Children mine for gold at great risk to their health

RICHARD C. PADDOCK AND LARRY C. PRICE, FOR THE INQUIRER


LAST UPDATED: Friday, December 27, 2013, 10:35 Pm

First of two parts.

SANTA BARBARA, Philippines - Romnick Bocejo picked up his blowtorch and blasted a small lump of mercury and gold. A cloud of toxic fumes rose around his head as the heat vaporized the mercury. He covered his mouth and nose with his T-shirt, and kept working.

At 16, Bocejo has worked half his life in the meager family business: looking for gold in the remote mining region of Camarines Norte, about 200 miles southeast of Manila.

One of his jobs is to burn the mercury, and on this occasion, he produced a button-size lump of nearly pure gold. He is uncertain whether to believe the smoke is dangerous.

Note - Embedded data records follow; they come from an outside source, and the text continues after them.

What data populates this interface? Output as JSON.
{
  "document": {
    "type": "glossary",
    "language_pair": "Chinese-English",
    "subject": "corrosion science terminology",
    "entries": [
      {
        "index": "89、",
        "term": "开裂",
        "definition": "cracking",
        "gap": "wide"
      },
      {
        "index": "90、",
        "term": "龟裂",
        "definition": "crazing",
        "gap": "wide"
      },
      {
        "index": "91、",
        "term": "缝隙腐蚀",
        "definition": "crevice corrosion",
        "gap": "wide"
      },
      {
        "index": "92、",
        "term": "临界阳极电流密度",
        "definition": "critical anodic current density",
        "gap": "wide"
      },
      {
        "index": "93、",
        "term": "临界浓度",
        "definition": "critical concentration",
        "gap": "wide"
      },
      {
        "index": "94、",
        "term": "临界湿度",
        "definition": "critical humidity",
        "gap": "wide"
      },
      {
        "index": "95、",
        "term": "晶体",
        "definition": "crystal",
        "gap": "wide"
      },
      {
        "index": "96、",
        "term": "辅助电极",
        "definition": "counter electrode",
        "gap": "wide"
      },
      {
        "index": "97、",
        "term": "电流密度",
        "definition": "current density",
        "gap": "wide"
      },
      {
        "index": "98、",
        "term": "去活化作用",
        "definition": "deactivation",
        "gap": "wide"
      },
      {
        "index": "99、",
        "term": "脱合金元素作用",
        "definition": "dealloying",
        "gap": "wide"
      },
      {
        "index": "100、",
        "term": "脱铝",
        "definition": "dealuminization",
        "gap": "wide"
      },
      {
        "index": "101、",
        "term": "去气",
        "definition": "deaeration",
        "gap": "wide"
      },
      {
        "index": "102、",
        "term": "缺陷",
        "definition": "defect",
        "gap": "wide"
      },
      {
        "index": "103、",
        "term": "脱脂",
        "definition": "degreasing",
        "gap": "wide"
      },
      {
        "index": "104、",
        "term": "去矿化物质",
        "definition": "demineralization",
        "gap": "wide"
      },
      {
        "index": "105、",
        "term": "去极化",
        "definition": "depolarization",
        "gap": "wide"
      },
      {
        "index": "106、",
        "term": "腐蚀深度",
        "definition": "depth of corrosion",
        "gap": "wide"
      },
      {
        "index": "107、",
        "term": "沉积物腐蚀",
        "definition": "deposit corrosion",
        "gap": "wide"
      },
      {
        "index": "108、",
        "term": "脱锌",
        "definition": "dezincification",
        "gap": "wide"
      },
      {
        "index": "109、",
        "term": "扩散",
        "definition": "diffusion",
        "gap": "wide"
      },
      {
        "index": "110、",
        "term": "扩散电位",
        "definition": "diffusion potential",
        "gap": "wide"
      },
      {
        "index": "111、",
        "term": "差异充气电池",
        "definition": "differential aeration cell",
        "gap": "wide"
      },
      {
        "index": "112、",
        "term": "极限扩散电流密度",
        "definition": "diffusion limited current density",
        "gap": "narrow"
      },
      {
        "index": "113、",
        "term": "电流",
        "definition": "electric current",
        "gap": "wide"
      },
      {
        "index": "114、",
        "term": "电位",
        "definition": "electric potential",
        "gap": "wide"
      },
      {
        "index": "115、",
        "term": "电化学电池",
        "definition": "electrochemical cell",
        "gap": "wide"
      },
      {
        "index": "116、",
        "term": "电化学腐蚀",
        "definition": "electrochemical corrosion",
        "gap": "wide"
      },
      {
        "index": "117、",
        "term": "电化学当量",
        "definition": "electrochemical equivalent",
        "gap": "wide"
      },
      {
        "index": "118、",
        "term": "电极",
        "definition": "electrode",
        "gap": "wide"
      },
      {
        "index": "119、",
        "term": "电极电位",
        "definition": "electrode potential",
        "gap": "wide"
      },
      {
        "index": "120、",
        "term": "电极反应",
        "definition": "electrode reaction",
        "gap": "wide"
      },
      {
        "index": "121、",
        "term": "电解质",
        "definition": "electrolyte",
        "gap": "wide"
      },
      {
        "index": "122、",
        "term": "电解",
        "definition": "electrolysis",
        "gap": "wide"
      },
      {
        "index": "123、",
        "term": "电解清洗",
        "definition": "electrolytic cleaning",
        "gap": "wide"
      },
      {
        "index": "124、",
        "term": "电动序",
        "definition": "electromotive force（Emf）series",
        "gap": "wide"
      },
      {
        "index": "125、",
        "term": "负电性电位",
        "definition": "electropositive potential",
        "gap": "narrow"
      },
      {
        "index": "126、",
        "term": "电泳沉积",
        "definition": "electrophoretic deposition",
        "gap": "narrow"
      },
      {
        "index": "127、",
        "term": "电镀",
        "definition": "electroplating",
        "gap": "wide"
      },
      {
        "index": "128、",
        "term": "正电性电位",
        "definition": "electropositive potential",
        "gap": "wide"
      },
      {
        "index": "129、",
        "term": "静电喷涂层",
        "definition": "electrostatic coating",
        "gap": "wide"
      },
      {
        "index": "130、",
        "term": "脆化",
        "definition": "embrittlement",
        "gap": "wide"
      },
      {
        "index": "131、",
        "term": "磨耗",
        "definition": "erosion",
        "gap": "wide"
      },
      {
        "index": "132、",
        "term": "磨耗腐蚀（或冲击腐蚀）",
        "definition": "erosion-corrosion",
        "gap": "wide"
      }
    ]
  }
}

"I have been doing this since I was 8," he said. "I do it every day now. I don't know if the mercury contains poison. No one has ever told me that."

Bocejo is among the 115 million children ages 5 to 17 who work in hazardous occupations worldwide, the United Nations International Labor Organization estimates. About a million children work in mining, and many are exposed to mercury while their growing brains are most vulnerable.

Mercury's perils are well known. The liquid metal can cause tremors, memory loss, brain damage, and other ailments. It accumulates in the body over time, and its effects are irreversible. It can be absorbed through the skin, ingested in food, or inhaled as a vapor.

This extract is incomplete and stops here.